10. CI/CD for frontend
A github action is configured to do the following when code is pushed to /frontend on the master branch:
- Upload the code to S3 bucket.
- Invalidate the cloudfront cache to get the latest contents from the bucket.
This process is shown below:
11. Conclusion
It has been an amazing experience completing this challenge. I have learnt a ton from Terraform to CI/CD to AWS. It is definitely worth it for anyone who is serious about a career and cloud. Thanks to @forrestbrazeal for this amazing challenge. As for me I'm on to the next challenge, Stay tuned for another Blog post on a serverless project to automate an ETL pipeline on AWS using python.
Top comments (2)
Ah, this is awesome Thakur! It's also a really nice write-up, with lots of detail.
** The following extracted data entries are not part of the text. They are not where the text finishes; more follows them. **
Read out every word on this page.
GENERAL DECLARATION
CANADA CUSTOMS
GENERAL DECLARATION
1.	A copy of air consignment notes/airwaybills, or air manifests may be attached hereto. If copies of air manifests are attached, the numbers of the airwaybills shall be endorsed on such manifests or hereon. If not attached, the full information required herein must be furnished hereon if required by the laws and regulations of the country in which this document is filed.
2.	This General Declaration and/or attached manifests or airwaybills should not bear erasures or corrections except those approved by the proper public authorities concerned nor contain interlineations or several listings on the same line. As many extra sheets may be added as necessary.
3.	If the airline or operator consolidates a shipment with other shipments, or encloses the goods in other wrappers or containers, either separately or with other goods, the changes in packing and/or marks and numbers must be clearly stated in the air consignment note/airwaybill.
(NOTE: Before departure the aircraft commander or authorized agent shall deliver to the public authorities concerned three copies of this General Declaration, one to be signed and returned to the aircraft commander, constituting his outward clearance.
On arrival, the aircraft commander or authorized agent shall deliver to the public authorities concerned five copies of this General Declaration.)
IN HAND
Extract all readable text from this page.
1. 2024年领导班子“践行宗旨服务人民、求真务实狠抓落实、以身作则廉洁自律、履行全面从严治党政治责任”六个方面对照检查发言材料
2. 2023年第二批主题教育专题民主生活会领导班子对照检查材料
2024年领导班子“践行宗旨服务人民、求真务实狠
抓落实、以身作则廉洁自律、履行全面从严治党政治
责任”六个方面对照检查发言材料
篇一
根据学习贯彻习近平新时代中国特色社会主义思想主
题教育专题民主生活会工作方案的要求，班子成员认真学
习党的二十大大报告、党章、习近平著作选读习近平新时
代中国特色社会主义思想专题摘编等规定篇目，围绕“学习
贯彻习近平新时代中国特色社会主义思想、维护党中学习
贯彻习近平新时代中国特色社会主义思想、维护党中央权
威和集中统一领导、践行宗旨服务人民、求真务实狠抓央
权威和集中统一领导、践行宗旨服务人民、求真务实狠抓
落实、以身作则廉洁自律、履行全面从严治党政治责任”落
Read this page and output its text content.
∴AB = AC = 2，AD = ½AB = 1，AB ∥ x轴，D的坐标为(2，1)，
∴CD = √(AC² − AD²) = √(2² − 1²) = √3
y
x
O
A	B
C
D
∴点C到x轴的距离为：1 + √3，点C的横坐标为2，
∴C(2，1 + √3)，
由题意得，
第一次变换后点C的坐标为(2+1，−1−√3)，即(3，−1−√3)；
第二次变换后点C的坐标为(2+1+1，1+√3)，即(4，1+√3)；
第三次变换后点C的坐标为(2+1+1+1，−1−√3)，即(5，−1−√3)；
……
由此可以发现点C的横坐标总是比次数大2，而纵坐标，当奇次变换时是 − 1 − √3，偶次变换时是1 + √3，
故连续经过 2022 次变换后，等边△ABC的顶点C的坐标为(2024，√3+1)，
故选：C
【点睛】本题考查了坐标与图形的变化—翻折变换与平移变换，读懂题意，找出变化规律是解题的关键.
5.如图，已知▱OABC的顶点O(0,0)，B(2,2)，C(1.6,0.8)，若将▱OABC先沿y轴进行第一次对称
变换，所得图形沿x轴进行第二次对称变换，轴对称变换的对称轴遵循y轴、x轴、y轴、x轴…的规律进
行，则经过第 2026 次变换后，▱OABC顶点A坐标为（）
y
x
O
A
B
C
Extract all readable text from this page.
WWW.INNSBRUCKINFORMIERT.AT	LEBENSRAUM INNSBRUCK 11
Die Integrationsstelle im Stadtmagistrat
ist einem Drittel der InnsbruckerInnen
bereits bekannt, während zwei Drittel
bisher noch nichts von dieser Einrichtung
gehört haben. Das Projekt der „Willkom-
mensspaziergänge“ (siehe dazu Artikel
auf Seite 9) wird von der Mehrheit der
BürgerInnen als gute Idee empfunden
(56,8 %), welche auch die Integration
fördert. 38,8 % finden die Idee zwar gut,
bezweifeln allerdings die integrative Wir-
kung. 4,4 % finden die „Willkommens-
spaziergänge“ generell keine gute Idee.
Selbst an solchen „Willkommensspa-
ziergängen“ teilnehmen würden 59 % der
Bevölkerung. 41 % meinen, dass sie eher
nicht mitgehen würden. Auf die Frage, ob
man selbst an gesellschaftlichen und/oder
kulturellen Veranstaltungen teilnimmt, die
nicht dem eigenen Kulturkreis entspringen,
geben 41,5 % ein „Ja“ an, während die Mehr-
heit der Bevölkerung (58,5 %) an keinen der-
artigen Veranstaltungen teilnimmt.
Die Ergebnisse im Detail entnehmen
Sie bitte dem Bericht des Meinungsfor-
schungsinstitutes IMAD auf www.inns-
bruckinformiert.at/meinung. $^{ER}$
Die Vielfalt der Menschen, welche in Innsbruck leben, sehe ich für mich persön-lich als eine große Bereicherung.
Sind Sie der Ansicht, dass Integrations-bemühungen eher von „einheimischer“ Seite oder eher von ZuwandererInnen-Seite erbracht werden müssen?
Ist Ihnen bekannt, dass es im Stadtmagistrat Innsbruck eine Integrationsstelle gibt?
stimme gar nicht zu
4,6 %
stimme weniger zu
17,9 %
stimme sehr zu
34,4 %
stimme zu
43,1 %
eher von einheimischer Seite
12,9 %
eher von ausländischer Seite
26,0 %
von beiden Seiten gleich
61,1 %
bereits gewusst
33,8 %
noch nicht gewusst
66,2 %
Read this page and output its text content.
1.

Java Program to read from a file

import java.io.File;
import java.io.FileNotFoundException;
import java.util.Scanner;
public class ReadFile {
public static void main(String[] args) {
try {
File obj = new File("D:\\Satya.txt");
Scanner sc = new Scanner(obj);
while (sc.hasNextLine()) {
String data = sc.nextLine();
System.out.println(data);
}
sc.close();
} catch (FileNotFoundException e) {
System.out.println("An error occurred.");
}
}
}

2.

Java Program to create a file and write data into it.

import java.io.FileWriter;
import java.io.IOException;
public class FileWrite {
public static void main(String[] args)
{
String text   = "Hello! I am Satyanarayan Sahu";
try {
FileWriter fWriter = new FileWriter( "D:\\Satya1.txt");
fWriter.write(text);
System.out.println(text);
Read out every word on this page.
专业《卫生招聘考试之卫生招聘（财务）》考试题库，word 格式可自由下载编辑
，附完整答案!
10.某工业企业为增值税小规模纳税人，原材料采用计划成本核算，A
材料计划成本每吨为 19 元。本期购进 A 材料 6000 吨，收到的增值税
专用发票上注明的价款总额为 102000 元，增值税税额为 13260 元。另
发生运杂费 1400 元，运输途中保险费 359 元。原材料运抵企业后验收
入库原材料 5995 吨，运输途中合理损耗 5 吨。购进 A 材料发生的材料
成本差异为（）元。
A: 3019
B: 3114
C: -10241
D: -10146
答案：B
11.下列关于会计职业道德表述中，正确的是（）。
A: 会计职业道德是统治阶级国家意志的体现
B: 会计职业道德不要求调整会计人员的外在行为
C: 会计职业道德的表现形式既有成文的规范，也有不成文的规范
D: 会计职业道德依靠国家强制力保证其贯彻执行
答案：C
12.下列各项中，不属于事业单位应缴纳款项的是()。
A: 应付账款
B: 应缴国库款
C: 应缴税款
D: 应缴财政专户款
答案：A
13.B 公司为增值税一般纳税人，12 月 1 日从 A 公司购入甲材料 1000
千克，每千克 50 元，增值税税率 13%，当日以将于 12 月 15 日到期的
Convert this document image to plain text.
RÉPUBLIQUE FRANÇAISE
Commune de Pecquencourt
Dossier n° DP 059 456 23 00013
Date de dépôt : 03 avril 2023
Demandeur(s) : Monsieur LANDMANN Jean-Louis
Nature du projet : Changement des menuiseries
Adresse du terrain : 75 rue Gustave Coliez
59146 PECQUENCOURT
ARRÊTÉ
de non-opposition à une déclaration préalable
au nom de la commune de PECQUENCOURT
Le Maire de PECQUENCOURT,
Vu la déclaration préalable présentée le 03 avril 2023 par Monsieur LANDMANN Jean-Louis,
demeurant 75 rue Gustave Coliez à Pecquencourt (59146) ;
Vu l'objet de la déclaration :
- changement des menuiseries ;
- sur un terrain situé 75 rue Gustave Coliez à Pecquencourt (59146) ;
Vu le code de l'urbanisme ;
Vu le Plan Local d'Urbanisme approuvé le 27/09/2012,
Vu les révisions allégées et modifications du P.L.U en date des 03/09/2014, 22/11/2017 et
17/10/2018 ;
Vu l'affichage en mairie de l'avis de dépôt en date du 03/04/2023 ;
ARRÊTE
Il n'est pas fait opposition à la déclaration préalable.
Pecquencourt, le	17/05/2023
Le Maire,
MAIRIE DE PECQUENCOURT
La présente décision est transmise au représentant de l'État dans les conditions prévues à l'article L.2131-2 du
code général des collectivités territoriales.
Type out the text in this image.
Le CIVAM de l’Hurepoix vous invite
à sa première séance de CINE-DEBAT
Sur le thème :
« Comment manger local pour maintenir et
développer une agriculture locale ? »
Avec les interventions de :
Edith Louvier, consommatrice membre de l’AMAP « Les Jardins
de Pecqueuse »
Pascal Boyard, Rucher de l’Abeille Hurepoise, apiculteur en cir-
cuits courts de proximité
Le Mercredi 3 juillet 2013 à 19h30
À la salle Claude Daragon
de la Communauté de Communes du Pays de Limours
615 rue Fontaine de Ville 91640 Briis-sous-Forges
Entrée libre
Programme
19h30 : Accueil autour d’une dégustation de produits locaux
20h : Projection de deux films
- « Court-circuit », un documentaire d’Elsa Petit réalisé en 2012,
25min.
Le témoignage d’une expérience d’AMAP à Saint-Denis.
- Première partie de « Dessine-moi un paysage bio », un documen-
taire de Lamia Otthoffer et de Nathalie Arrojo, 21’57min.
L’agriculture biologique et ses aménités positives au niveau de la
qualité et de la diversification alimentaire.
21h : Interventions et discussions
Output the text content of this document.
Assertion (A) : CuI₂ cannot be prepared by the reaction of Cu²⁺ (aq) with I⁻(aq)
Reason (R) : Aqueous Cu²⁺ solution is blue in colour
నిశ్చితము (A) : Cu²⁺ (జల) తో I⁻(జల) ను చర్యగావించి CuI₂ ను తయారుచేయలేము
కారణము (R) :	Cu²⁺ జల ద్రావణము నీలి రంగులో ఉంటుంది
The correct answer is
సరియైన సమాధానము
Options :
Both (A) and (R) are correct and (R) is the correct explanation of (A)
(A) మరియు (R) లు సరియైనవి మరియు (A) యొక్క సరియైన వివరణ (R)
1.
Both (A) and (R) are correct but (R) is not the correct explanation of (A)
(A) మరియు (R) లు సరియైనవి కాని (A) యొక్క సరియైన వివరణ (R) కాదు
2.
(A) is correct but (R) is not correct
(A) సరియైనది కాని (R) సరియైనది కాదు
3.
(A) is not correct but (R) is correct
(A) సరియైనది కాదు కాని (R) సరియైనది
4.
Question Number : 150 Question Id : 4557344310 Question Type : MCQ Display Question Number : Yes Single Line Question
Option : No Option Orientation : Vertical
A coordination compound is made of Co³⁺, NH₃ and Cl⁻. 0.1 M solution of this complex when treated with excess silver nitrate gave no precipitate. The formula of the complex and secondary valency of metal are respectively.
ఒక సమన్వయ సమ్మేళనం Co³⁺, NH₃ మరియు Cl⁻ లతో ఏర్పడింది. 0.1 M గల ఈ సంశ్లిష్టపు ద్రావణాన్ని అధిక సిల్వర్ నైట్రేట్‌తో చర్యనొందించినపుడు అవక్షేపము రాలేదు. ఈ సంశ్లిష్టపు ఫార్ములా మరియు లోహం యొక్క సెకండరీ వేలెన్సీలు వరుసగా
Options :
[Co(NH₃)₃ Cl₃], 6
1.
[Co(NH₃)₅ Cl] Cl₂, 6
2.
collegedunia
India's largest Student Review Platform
That's also a really nice architecture diagram you put together, too.
How did you find setting up Terraform for the challenge? It can be a bit fiddly to use TF for lambda I think. Any reason you didn't go with AWS SAM? Also, how long did it take you in the end?
Great job nonetheless, congrats!! π₯³
Hi Lou!
Thanks for the appreciation. :)
1) Setting up Terraform was messy at first. It required me to think through many things such as STS auth for plan and deploy, remote backend for tf state, problems with their docs!, etc.
2) Lambda was easy actually. The API Gateway was challenging as their docs are incorrect for the API Gateway configured as proxy.
3) SAM is for serverless IaC. But my aim was to use a generic approach. Terraform is valid for multiple clouds so I thought I would learn a lot from that.
4) It took me 30 hours to finish it averaging 6 hours a week for 5 weeks.